No entanto, independente do risco corrido, houve algo de muito bom nestes gestos. Uma aproximação física dos fiéis, com a conseqüente exposição de sua pessoa, significa também uma aproximação emocional, psicológica e humana. Ao descer do veículo Francisco se arriscou sim, mas também se aproximou do povo que quer liderar na religião. Um ato político, dizem alguns, e eu concordo. Claro que foi um ato político, o Papa é um político na medida em que é um líder religioso (para não dizer um chefe de Estado), que dirige milhões de católicos no mundo todo. Isso faz dele um líder político no sentido mais amplo do termo “política”. Assim, quando ele se aproxima fisicamente da multidão, está realizando um ato também político e com um significado, o significado da reaproximação, do encontro, do diálogo. Este é o simbolismo do gesto, pelo menos.

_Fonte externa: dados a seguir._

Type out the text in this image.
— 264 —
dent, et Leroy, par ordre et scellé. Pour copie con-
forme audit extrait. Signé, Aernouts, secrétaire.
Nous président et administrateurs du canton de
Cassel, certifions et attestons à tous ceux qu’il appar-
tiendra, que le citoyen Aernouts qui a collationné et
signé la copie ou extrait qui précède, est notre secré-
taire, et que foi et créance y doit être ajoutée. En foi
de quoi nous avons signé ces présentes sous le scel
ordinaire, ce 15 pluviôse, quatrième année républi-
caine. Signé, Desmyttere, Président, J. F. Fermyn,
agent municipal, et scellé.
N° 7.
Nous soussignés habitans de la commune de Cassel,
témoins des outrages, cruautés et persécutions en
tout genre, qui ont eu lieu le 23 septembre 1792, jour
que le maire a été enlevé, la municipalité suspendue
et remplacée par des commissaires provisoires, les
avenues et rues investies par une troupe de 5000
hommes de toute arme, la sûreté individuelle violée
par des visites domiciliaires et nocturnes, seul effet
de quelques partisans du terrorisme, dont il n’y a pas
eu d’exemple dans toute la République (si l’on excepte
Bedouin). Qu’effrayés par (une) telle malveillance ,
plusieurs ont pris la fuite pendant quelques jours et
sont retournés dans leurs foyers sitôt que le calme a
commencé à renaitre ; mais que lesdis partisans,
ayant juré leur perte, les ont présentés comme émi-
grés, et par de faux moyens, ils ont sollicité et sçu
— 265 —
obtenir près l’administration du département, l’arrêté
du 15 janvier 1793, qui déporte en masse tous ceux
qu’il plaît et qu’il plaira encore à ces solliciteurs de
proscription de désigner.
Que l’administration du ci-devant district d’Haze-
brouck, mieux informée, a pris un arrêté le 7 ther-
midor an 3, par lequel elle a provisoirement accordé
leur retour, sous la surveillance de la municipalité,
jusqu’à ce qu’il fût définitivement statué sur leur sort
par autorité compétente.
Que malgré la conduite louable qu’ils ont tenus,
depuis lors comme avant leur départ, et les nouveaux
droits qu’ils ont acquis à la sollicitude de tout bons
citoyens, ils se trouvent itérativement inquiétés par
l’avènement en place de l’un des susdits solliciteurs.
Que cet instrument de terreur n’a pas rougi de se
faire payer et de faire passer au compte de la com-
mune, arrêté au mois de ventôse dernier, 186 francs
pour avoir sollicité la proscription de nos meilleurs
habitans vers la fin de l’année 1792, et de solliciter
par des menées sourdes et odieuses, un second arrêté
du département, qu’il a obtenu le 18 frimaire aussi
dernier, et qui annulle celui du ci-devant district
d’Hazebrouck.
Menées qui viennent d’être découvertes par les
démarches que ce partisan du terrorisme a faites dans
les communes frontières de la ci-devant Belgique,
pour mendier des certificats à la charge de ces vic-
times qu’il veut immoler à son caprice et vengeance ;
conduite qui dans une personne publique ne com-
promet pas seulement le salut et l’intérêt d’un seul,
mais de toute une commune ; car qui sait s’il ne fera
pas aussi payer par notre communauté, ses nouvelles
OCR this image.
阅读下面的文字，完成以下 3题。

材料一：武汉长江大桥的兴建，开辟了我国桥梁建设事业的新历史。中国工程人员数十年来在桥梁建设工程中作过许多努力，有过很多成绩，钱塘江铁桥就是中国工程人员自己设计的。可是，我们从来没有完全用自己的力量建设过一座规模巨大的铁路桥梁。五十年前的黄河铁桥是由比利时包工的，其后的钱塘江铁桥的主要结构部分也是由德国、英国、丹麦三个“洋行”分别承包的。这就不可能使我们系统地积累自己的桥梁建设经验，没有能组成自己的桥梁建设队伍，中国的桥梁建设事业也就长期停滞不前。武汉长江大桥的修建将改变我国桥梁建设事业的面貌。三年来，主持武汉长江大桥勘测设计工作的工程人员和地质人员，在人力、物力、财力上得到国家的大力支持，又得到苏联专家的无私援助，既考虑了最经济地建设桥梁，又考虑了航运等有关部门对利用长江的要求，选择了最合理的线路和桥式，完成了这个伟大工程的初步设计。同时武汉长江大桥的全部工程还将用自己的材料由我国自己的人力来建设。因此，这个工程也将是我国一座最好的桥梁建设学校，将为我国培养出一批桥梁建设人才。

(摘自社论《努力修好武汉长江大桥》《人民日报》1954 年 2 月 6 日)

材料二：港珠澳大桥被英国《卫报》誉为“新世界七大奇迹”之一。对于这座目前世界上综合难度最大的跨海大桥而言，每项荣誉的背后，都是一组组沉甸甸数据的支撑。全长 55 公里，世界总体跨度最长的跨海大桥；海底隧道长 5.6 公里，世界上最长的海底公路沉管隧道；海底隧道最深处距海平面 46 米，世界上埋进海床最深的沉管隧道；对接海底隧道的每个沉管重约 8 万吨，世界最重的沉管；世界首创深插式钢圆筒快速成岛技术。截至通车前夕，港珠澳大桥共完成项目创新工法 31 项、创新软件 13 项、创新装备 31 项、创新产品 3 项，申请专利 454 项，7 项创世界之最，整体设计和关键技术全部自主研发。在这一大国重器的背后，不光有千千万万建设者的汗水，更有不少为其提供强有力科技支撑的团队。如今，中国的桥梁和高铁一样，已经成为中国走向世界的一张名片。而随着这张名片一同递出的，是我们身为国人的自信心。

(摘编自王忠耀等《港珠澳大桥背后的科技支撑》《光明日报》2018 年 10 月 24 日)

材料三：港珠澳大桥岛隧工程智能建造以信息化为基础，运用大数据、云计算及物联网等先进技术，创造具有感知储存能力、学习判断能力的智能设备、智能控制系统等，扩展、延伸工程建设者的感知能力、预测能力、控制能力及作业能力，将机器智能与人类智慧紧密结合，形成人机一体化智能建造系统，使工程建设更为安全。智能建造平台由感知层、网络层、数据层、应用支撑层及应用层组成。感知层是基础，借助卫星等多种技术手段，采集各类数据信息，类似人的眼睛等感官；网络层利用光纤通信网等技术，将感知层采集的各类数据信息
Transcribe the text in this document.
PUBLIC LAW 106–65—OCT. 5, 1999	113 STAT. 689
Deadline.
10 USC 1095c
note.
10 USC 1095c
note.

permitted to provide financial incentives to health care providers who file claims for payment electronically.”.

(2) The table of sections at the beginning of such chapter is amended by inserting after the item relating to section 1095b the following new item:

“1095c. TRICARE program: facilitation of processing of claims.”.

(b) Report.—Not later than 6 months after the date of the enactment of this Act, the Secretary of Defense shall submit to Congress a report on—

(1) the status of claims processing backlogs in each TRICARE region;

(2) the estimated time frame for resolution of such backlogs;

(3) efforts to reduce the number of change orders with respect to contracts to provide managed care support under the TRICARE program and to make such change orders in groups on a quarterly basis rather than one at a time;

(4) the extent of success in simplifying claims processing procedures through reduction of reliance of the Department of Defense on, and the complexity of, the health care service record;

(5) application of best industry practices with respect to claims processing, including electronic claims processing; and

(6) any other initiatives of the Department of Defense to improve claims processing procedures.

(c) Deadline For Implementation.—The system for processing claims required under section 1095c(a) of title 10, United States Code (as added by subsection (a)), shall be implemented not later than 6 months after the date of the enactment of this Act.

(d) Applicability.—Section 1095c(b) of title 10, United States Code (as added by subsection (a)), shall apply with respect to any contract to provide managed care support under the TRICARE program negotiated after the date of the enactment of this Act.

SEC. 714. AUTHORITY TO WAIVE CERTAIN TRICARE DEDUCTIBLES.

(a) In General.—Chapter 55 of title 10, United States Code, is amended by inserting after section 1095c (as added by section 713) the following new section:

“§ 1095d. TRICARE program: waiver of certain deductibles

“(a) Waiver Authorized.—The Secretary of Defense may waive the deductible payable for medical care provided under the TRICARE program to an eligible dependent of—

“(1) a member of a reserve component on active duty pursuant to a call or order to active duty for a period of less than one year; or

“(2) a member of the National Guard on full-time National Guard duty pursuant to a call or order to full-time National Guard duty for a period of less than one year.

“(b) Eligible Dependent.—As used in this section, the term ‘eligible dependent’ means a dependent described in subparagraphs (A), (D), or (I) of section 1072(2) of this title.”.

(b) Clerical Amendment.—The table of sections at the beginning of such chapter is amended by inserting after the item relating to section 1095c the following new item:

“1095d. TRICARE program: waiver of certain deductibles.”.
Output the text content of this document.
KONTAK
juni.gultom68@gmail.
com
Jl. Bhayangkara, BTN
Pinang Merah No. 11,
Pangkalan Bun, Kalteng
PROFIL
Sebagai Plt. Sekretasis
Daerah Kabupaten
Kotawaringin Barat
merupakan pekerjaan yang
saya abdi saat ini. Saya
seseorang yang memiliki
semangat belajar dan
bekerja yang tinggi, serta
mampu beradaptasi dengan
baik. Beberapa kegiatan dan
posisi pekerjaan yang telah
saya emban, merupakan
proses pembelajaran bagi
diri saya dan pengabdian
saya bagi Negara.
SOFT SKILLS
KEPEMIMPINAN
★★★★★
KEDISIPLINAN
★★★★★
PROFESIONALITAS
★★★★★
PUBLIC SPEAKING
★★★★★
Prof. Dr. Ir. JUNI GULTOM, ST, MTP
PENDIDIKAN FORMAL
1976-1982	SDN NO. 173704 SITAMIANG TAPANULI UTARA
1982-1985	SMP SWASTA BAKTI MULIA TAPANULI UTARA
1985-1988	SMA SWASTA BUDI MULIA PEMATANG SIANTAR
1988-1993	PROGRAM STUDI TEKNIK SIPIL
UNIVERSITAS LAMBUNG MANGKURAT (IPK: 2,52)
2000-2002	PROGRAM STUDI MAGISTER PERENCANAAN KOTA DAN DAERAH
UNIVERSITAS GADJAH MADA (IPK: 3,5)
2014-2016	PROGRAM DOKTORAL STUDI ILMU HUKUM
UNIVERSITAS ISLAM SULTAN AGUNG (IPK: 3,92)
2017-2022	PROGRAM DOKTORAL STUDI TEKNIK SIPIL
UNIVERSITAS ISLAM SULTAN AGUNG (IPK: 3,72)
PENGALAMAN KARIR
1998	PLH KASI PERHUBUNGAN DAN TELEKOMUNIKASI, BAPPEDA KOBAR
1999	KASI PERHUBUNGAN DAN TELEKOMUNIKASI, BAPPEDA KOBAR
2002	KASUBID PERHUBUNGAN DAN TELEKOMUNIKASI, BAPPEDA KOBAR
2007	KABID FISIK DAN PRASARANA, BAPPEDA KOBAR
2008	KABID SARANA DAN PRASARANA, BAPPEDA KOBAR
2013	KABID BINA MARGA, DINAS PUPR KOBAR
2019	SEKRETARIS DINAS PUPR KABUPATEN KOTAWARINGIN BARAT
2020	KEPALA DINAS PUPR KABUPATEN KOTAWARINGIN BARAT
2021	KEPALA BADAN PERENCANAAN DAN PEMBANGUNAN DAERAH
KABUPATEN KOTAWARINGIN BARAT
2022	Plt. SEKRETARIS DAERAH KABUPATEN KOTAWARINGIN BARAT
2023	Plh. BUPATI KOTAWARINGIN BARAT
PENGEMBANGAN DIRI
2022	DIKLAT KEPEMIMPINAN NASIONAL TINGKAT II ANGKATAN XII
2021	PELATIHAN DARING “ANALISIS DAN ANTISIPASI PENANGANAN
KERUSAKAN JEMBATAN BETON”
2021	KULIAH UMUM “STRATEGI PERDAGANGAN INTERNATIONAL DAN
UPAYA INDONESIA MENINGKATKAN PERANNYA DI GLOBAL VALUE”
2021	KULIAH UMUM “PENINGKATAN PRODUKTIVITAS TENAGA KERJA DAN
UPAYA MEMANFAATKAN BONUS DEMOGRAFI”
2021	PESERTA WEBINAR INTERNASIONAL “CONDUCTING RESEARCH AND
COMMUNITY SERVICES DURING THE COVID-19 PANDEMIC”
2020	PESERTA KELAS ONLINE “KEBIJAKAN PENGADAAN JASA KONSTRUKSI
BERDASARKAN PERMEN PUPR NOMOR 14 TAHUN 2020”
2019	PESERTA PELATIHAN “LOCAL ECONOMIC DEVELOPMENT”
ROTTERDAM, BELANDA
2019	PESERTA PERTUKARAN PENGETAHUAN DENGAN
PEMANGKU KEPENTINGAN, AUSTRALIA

Agora, o que me chama a atenção de maneira muito forte é a contradição entre tais atitudes do Papa e as dos políticos brasileiros em geral. Enquanto Francisco, que  bem ou mal lidera milhões, andou de carros simples, chegou perto do povo e ainda escolheu hospedagens simples, os nossos “líderes” fazem o inverso. Circulam com carros de luxo, voam em aviões públicos sem pagar, se hospedam em hotéis de luxo e, claro, defendem com “unhas e dentes” seus subsídios. Pior um pouco. Nossos “líderes”, em particular depois das manifestações de junho passado, andam arredios, se fechando em locais “fortificados” e até evitando um pouco a aproximação com o povo. Aqui em Piracicaba, por exemplo, a Câmara dos Vereadores mandou instalar uma grade de ferro na sua entrada, endureceu o controle de quem entra e sai e está instalando mais câmeras de segurança. A justificativa é a de que isso visa proteger o “patrimônio público”, mas eu penso que é um gesto de temor e um gesto político ao mesmo tempo.

Temor porque os protestos recentes demonstraram o nível de insatisfação do povo com os políticos e também com nossos vereadores. No nosso caso existe ainda a questão polêmica do aumento dos subsídios dos edis que não tem o apoio popular. Assim, diante de tanta insatisfação, é natural que os políticos estejam temerosos. Por outro lado, o interessante é o significado “político” do seu gesto Ao contrário do Papa (que, diga-se de passagem, também enfrenta uma onda de insatisfação católica, demonstrada pelo número de pessoas que passam a outras religiões) os políticos não me parecem estar fazendo esforços no sentido de se aproximarem da população. Isolados fisicamente e protegidos por grades, câmeras e até policiais, estão no sentido inverso da política de Francisco. Estão criando nichos seguros dos quais pretendem continuar na mesma linha de ação. Tampouco estão demonstrando o desapego e a simplicidade ou o interesse prioritário pelos mais fracos e pobres, além da vontade de dialogar que Francisco parece demonstrar. Se estivessem, talvez não precisassem ter medo e nem precisassem das grades e câmeras.

Tanto o Papa quanto nossos líderes estão tomando atitudes políticas. O tempo e o povo vão dizer qual deles está fazendo a opção mais correta.